Avec le début de la trêve hivernale, toutes les procédures d’expulsion vont être suspendues jusqu’au printemps 2017. Un sursis, trop court, pour des milliers de familles.

Quelle qu’en soit la cause, une expulsion est toujours une expérience traumatisante pour les personnes qui la subissent et un constat d’échec pour l’ensemble des acteurs (associations, travailleurs sociaux, justice) qui les accompagnent. Elle interpelle également nos sociétés qui font du logement un bien comme les autres. Il n’en est rien. Le logement est une condition essentielle pour accéder à un emploi et vivre décemment.
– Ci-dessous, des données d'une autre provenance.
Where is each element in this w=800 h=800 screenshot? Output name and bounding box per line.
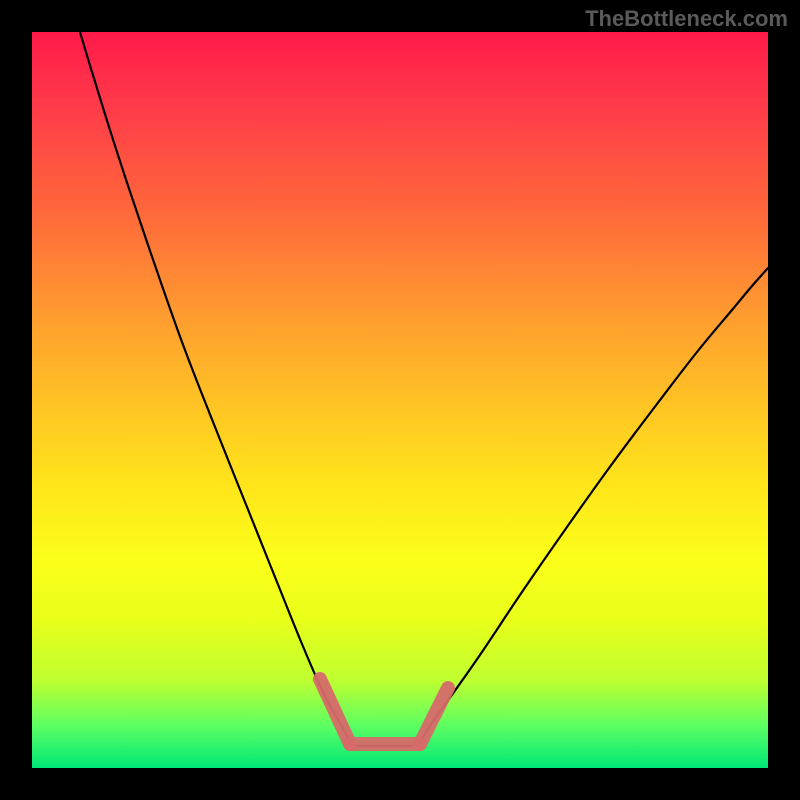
- plot-area: [32, 32, 768, 768]
- plot-svg: [32, 32, 768, 768]
- bottleneck-curve: [80, 32, 768, 746]
- highlight-left: [320, 679, 350, 744]
- highlight-right: [420, 688, 448, 744]
- watermark-text: TheBottleneck.com: [585, 6, 788, 32]
- chart-frame: TheBottleneck.com: [0, 0, 800, 800]
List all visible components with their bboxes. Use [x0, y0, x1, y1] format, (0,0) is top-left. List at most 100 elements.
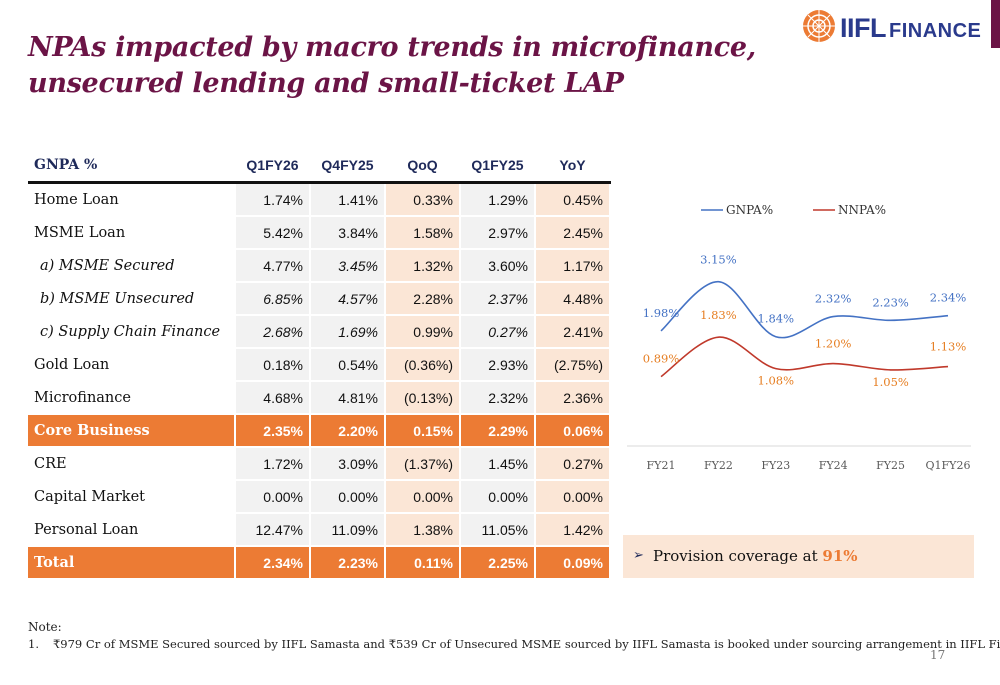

C’est pourquoi on ne peut que réagir face aux chiffres du ministère de la Justice qui font état d’une augmentation importante des décisions d’expulsions : + 15 % entre 2010 et 2015. Plus grave, les expulsions effectives sont passées de 10 824 en 2010 à 14 363 en 2015, soit 3 500 familles de plus à la rue.

Une certitude : ces chiffres témoignent des difficultés croissantes que rencontrent les locataires pour payer leur loyer et leurs charges. Le prix des logements en zones tendues porte certainement une part de responsabilité. Tout comme le développement d’une précarité galopante dans les territoires plus ruraux, que nous constatons tous les jours sur le terrain.
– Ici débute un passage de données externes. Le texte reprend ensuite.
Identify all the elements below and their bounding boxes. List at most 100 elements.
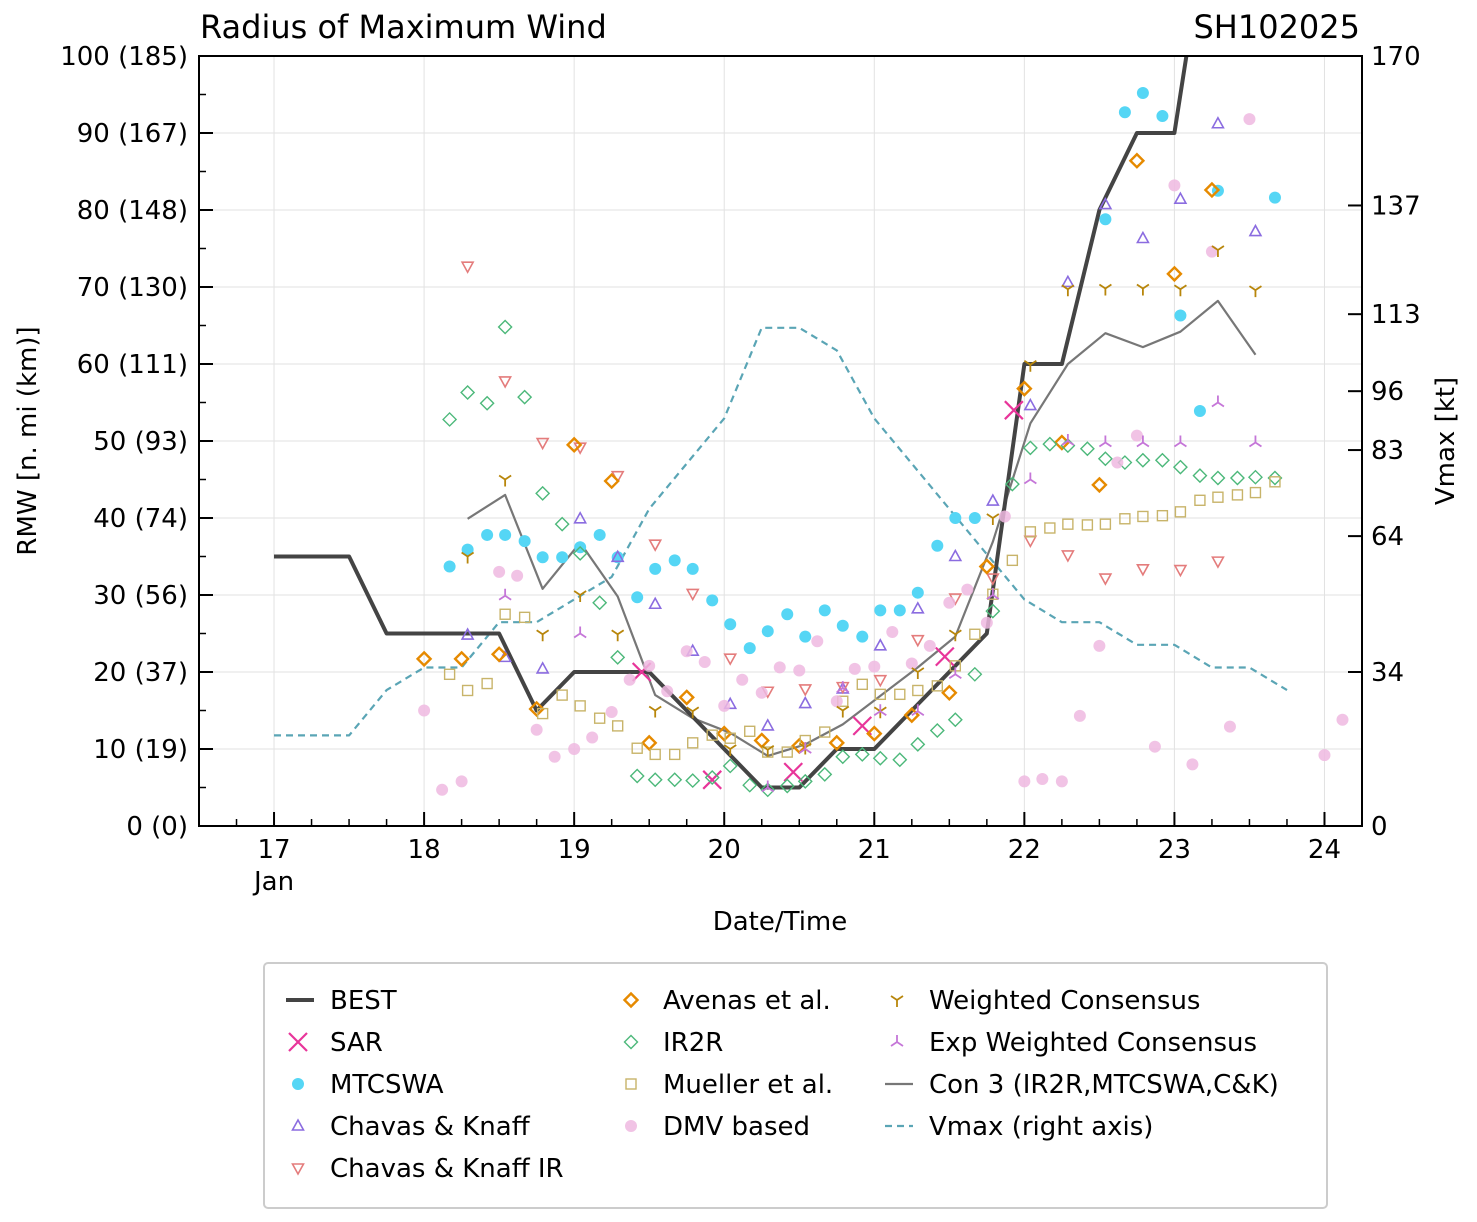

Ces chiffres confirment aussi la lenteur avec laquelle les nouveaux dispositifs de prévention issus de la loi ALUR se mettent en place. Bien des familles, lorsqu’elles rencontrent des difficultés, ne savent pas vers quels interlocuteurs se tourner. Or, tous les acteurs sont unanimes : il faut agir le plus tôt possible pour ne pas en arriver à l’expulsion.

Sur ce point, l’attitude des bailleurs sociaux nous interpelle. Si on peut comprendre que les particuliers aient du mal à s’inscrire dans une logique de prévention (pression financière, manque d’informations, procédures complexes), les organismes HLM ont, eux, les compétences et les contacts pour gérer les impayés, en maintenant le locataire dans les lieux ou en le relogeant. Or, eux-mêmes le reconnaissent : « l’activité contentieuse s’est globalement accrue depuis 2012 et particulièrement sur le début de la procédure (commandements de payer et assignations en justice) », selon une enquête de l’Union sociale pour l’habitat publiée en septembre 2016. Une politique qu’ils justifient par « la volonté de « faire réagir » le locataire ».

Ce comportement brutal ne peut être qualifié de social. Plutôt que menacer les locataires, mieux vaudrait les informer sur leurs droits et les accompagner. La CLCV rappelle son opposition à toute expulsion, surtout lorsqu’elle est le fait d’un bailleur social dont la vocation est d’accueillir et de protéger les publics fragiles. Par ailleurs, un locataire expulsé peut faire valoir son droit au logement (DALO) et ainsi être relogé en HLM, ce qui rend toute expulsion d’autant plus absurde.